Cara Damkar Menetralkan Tumpahan Oli di Jalan Raya Menggunakan Cairan Typhol

Kemacetan panjang sempat menyelimuti kawasan Jalan Margonda, Depok, pada Selasa (1/9/2026) malam.
Kepadatan kendaraan tersebut dipicu oleh proses pembersihan tumpahan oli yang membuat permukaan aspal menjadi sangat licin dan berbahaya bagi pengendara roda dua. Arus lalu lintas perlahan kembali normal setelah petugas memastikan kondisi jalan telah aman untuk dilintasi.
Peristiwa tumpahan minyak di jalan raya memang sering kali menimbulkan risiko tinggi, terutama bagi pengendara sepeda motor yang kehilangan keseimbangan. Sebagai respons cepat, Dinas Pemadam Kebakaran sering kali turun tangan menggunakan formula khusus bernama typhol untuk melenyapkan sisa pelumas yang tertinggal di permukaan jalan.
Eko Nugroho, anggota Pemadam Kebakaran Jakarta Selatan, menjelaskan prosedur teknis dalam menangani tumpahan material berbahaya tersebut.
Typhol merupakan cairan berbentuk busa atau foam yang memiliki kemampuan efektif untuk menetralisir residu minyak maupun oli di permukaan jalan.
Pembersihan tumpahan oli tidak cukup dilakukan hanya dengan menyiramkan air bertekanan tinggi ke area yang terdampak. Air saja justru berpotensi membuat oli semakin meluas ke bagian jalan yang lebih lebar atau bahkan meresap lebih dalam ke pori-pori aspal.
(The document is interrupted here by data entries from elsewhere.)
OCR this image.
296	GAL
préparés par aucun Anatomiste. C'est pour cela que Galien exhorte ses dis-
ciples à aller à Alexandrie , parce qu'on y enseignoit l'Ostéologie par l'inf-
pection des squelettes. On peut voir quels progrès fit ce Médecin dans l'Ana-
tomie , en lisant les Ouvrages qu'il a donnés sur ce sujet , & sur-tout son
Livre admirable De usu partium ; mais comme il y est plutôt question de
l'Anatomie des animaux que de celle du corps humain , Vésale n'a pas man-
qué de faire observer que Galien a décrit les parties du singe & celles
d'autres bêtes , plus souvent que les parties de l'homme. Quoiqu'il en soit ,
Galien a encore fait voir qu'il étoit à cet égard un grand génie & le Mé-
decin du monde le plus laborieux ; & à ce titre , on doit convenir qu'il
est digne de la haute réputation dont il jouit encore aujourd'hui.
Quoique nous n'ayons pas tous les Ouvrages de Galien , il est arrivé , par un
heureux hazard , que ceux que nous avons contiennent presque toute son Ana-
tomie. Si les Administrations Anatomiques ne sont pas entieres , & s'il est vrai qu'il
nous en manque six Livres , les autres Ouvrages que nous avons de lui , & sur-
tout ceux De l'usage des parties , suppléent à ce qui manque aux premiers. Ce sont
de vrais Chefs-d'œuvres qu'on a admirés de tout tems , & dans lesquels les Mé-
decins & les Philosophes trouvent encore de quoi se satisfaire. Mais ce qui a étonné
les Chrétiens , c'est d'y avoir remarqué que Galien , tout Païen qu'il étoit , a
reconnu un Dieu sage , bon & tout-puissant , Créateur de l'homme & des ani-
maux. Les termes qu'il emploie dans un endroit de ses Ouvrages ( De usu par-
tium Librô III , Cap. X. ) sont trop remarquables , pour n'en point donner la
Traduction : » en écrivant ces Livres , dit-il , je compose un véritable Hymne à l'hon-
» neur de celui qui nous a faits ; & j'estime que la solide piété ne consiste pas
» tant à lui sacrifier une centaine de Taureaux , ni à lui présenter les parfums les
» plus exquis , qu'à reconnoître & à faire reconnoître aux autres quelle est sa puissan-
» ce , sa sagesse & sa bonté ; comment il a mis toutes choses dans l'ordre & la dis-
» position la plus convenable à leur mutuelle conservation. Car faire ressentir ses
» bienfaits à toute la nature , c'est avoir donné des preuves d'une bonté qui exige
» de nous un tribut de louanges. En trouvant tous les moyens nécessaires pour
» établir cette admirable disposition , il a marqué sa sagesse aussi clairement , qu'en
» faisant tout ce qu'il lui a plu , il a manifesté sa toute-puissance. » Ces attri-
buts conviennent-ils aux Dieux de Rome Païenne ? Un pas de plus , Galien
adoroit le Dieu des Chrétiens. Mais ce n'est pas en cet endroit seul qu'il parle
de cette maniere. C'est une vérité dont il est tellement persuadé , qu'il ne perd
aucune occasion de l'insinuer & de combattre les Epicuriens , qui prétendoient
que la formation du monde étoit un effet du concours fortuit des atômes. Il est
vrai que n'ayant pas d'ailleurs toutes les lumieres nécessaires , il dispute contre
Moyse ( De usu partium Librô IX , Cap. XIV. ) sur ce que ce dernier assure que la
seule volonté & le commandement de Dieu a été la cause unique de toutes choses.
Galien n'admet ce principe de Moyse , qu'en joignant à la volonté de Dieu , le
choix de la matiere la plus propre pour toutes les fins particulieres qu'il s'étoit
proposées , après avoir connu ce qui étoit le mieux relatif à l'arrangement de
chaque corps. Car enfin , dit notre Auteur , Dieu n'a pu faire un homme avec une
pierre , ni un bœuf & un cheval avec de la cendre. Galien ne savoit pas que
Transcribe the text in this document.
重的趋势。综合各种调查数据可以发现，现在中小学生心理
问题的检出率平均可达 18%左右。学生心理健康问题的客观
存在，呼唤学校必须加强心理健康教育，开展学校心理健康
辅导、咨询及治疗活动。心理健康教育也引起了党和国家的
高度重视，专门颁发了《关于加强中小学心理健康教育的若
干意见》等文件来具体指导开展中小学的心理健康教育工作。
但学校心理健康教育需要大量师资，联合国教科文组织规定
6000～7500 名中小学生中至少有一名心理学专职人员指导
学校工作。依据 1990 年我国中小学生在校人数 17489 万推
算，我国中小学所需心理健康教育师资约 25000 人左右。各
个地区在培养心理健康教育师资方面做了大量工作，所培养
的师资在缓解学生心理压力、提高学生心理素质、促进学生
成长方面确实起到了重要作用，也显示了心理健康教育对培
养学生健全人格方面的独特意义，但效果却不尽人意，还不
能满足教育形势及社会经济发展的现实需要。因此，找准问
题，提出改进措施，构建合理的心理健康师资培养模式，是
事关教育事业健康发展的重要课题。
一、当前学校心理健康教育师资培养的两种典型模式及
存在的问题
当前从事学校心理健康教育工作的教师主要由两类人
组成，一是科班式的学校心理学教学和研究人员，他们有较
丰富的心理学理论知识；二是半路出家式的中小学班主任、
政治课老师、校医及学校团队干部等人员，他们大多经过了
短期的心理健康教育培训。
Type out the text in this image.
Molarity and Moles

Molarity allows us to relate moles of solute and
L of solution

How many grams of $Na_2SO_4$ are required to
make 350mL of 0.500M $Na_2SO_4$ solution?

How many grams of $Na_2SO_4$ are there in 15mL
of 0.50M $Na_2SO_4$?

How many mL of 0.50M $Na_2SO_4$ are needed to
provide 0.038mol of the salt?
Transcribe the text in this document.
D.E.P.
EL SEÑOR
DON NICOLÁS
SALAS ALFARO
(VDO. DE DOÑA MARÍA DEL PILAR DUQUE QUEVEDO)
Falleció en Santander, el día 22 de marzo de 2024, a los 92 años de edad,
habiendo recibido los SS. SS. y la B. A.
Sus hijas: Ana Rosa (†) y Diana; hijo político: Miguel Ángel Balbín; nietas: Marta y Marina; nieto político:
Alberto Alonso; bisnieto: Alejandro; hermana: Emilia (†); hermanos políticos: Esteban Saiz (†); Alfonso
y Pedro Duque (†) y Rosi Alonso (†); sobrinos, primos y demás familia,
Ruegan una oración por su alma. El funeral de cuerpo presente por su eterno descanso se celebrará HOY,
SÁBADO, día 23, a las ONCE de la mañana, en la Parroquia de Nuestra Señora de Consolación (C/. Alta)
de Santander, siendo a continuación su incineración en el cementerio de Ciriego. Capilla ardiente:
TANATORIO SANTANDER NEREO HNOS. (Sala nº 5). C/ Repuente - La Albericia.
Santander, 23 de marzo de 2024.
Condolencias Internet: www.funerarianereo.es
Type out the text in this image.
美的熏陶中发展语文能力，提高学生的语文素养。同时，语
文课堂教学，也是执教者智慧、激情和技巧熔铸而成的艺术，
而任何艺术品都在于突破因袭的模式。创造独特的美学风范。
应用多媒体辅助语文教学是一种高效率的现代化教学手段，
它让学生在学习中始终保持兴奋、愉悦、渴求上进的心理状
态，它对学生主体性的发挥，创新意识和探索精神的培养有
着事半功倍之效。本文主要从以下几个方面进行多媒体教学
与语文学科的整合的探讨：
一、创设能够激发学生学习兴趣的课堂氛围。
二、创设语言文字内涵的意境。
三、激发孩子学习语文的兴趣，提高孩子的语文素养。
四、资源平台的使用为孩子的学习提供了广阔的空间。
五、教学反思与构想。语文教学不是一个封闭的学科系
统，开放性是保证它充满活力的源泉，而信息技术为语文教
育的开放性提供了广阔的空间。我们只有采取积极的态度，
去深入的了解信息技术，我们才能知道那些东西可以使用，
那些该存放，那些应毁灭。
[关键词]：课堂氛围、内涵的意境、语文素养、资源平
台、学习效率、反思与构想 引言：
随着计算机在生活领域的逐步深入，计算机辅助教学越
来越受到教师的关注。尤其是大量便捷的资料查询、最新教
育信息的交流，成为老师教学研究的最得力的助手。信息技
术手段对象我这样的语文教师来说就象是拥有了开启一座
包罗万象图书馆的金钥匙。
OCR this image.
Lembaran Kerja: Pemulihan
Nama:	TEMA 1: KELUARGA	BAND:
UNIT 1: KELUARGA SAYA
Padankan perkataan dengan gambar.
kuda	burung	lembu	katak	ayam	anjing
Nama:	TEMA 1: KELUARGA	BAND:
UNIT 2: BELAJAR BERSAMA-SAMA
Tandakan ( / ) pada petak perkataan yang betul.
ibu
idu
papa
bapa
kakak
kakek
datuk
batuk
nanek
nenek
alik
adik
Masyarakat sebenarnya bisa melakukan tindakan preventif awal dengan menaburkan pasir di atas tumpahan oli jika pelumas tersebut masih dalam kondisi cair. Langkah ini bertujuan untuk menyerap minyak sebelum petugas dari dinas terkait tiba di lokasi kejadian.
Namun, kondisi menjadi lebih rumit jika oli sudah meresap ke dalam pori-pori aspal atau jalanan berbahan beton.
Dalam situasi tersebut, petugas harus mengombinasikan semprotan air bertekanan dengan cairan typhol agar permukaan jalan kembali kesat dan aman dilalui oleh pengguna kendaraan.
Penggunaan cairan typhol ini pada dasarnya merupakan bentuk adaptasi petugas di lapangan guna meminimalkan angka kecelakaan lalu lintas. Meski fungsi utamanya adalah untuk memadamkan kebakaran yang disebabkan oleh bahan bakar minyak, efektivitas busa ini terbukti mampu mengikat molekul oli dengan cepat.
Kebutuhan akan tindakan cepat ini didorong oleh banyaknya laporan pengendara yang terjatuh akibat jalan licin. Langkah teknis yang diterapkan Damkar ini menjadi solusi praktis dalam menekan risiko kecelakaan yang diakibatkan oleh kebocoran pelumas kendaraan di ruang publik.
Upaya pembersihan ini merupakan bagian dari standar operasional petugas untuk menjamin keselamatan infrastruktur jalan raya. Keberadaan residu oli yang dibiarkan begitu saja akan menciptakan titik bahaya laten yang sewaktu-waktu dapat memicu kecelakaan beruntun bagi pengendara yang melintas.